Apesar de também ter apresentado lucros trimestrais que ficaram abaixo das expectativas, a Mylan conseguiu uma reação diferente dos investidores. Os seus títulos fecharam em alta 1,79% para 39,23 dólares.

Estas empresas integram o grupo minoritário de cotadas que não corresponderam às perspetivas dos investidores. Na verdade, 79,2% das companhias do S&P 500 que já apresentaram os seus resultados superaram as estimativas, o que tem animado os mercados.

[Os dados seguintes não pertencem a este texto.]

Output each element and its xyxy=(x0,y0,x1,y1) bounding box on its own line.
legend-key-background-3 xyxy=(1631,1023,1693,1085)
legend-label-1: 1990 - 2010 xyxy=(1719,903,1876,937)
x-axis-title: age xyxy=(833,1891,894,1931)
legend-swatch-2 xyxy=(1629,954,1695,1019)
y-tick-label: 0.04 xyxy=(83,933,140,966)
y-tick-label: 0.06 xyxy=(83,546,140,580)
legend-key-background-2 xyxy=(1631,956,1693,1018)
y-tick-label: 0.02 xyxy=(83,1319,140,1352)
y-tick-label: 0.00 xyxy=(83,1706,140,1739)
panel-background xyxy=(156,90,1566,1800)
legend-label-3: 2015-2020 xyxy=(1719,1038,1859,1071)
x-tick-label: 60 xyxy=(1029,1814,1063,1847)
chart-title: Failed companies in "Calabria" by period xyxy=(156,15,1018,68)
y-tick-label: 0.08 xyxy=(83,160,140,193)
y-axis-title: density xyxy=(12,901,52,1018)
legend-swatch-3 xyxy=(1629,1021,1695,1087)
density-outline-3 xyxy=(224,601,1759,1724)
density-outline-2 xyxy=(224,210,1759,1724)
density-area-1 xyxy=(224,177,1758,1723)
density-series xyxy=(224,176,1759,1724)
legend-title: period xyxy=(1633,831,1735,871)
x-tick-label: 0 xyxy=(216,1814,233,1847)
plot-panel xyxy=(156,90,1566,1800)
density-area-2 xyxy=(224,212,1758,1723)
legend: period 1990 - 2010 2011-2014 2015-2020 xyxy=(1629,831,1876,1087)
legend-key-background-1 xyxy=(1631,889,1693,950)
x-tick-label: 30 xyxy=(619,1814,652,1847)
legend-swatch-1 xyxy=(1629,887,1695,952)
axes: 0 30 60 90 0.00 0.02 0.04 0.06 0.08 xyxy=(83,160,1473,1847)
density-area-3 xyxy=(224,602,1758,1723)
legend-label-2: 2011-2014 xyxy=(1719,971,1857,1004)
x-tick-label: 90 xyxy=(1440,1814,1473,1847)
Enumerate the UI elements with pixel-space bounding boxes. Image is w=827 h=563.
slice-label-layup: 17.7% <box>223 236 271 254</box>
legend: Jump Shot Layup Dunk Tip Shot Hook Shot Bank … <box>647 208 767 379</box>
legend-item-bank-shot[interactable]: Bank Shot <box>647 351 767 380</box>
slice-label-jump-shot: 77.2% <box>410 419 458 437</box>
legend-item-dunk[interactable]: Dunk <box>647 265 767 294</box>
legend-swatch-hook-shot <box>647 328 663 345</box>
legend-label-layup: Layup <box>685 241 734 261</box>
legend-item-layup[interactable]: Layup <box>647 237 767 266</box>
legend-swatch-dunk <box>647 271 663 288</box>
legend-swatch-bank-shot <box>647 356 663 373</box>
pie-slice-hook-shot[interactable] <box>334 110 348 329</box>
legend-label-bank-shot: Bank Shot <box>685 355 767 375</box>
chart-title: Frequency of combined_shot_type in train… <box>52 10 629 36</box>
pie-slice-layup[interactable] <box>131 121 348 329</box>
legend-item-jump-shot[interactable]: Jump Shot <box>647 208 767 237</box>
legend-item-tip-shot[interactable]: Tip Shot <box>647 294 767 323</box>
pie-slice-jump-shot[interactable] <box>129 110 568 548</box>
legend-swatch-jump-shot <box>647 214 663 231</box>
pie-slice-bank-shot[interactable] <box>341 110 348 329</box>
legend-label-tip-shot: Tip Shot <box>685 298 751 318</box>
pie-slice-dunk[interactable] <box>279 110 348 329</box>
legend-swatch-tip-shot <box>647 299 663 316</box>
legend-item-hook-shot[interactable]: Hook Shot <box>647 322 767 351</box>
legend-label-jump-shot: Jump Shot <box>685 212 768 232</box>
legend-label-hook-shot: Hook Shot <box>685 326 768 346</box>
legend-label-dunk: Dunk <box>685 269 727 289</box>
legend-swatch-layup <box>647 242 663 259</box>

Por outro lado, a bolsa norte-americana sofreu, esta quarta-feira, os efeitos da escalada da guerra comercial. A China anunciou que vai aplicar tarifas adicionais de 25% às importações de uma série de produtos norte-americanos, do aço ao equipamento médico, num total de 16 mil milhões de dólares, isto é, cerca de 13,8 mil milhões de euros. Esta decisão é a resposta de Pequim à imposição por parte dos Estados Unidos de novas tarifas de 25% sobre os bens industriais importados com origem chinesa, a partir de 23 de agosto.

Este cenário de confrontos promoveu a queda das cotações do “ouro negro”, nos mercados internacionais, e atirou as empresas desse setor para o vermelho. Os títulos da Exxon fecharam em baixa 0,66% para 80,73 dólares e os da Chevron desvalorizaram 1,04% para 123,88 dólares.

Em Londres, o preço do barril de Brent recuou 3,30% para 72,19 dólares e, no Texas, o West Texas Intermediate desvalorizou 3,48% para 66,76 dólares. “Os últimos dados comerciais da China revelam uma procura (de petróleo) relativamente débil. O apetite do país pelo petróleo está abaixo do padrão”, assinalou, nesse sentido, David Madden, analista da CMC Markets, citado pela Lusa. “As tensões comerciais agravaram a tendência negativa e isso pode acentuar ainda mais a pressão sobre o crude”, acrescentou o especialista.